GSA Annual Meeting, November 5-8, 2001

Paper No. 0
Presentation Time: 8:25 AM

AFRICA'S RIFTED MARGIN LITHOSPHERIC ARCHITECTURE


BURKE, Kevin, Dept. of Geosciences, Univ of Houston, Houston Texas 77204-5503, Houston, TX 77204-5503, kburke@uh.edu

African rifted margins, which originated in 4 discrete episodes during the past 185 My, display great diversity resulting from interactions among a relatively small number of influences including: (1) Pre-rifting basement structure (2) Structure, age and degree of extension of the local intra-continental rifts on which the formation of ocean-floor has been initiated (3) Intra-continental-rift fill involving volcanic rocks, non-marine sedimentary rocks (including lacustrine organic-rich rocks) and marine sedimentary rocks (including evaporites) (4) Local and remote deep-sourced and shallow-sourced mantle plumes (5) Rapidly propagating cracks extending from plume eruption sites and localizing dike-swarms.

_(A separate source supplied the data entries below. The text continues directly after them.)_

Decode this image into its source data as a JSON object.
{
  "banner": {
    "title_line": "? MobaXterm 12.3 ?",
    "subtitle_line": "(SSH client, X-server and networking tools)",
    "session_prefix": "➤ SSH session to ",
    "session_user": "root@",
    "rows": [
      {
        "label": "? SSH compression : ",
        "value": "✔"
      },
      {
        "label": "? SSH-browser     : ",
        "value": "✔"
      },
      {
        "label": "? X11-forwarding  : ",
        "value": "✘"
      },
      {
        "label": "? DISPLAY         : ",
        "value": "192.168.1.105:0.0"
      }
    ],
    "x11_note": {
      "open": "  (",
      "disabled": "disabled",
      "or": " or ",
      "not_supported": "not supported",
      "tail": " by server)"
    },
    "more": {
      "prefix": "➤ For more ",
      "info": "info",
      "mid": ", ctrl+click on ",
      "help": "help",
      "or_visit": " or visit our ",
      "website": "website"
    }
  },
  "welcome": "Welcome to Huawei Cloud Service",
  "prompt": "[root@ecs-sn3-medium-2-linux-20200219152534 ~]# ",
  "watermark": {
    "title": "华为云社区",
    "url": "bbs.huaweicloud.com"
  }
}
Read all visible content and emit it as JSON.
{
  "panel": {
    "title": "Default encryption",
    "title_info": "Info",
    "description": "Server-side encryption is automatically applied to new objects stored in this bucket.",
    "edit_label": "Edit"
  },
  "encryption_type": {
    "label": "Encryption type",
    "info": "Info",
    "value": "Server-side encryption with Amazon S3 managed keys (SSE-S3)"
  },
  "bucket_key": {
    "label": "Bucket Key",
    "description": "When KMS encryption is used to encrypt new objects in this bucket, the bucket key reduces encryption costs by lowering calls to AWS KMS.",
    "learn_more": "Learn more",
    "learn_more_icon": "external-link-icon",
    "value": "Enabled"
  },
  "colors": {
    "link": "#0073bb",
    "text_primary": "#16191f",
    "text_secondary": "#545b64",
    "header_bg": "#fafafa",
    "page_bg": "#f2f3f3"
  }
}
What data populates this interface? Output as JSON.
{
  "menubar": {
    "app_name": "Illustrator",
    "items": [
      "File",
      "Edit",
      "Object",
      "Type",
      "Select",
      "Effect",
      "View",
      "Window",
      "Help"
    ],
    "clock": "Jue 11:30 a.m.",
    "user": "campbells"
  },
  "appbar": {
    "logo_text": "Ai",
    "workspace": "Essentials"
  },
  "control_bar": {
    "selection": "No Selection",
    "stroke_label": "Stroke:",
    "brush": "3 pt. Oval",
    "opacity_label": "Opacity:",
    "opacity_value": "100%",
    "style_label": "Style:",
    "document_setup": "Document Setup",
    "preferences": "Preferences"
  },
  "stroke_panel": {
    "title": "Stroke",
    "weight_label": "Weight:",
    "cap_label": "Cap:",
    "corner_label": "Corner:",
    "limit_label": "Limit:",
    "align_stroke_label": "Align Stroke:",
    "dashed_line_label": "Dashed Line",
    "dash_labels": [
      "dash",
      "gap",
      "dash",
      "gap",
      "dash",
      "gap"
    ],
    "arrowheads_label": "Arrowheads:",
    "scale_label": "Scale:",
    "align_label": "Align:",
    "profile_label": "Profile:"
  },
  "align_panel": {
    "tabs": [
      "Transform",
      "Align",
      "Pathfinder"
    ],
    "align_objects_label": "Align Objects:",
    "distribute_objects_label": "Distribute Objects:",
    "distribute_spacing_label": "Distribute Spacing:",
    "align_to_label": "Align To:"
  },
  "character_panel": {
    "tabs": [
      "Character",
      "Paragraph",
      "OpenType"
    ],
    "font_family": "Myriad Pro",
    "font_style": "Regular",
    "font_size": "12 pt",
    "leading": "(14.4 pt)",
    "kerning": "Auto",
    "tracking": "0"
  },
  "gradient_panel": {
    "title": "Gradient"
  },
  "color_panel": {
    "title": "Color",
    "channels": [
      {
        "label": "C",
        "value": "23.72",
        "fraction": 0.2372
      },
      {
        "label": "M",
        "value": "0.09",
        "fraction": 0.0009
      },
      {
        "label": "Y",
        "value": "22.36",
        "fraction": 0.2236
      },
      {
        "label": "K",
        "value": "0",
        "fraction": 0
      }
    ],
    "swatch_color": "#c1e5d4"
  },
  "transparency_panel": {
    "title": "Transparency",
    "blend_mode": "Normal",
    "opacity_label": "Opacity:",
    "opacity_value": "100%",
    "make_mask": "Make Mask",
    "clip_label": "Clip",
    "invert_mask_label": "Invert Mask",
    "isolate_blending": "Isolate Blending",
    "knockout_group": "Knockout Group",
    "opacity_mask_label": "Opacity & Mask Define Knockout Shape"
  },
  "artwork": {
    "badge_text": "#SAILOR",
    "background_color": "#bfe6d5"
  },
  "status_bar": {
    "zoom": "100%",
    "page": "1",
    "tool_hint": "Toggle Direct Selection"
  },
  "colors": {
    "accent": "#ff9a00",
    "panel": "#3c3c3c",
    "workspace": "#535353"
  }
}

These controls which dominated at times before ocean floor began to form continued to be influential later but once ocean floor began to form new influences included: (6) the development of wide seaward dipping reflector(wSDR) provinces (related to the locations of mantle plumes) and narrower( nSDR) provinces (related to the initiation of more normal ocean-floor) (7) the locations of transform faults and fracture zones, which have been important on all coasts, but dominant in the Gulf of Guinea, the south coast of Africa, the Maghreb and the Lindi coast.(8) Ocean-opening evaporites and their diapirism.(9) Erosion of rift shoulders (10) Deposition of marine carbonate rocks in regions starved of siliciclastic sediment (11) A concentration of siliciclastic sediments in deltas at the mouths of a small number of major rivers many of which have flowed along intra-continental rifts (12) Long-shore drift (13) Climatic variations, especially since the formation of the E. Antarctic ice-sheet at ca. 34 Ma leading to siliciclastic sediment starvation on desert coasts and intense erosion under the ITCZ (14) Eustatic sea level variations and (15) the occurrence of submarine canyons and the related evolution of deep-sea fan systems.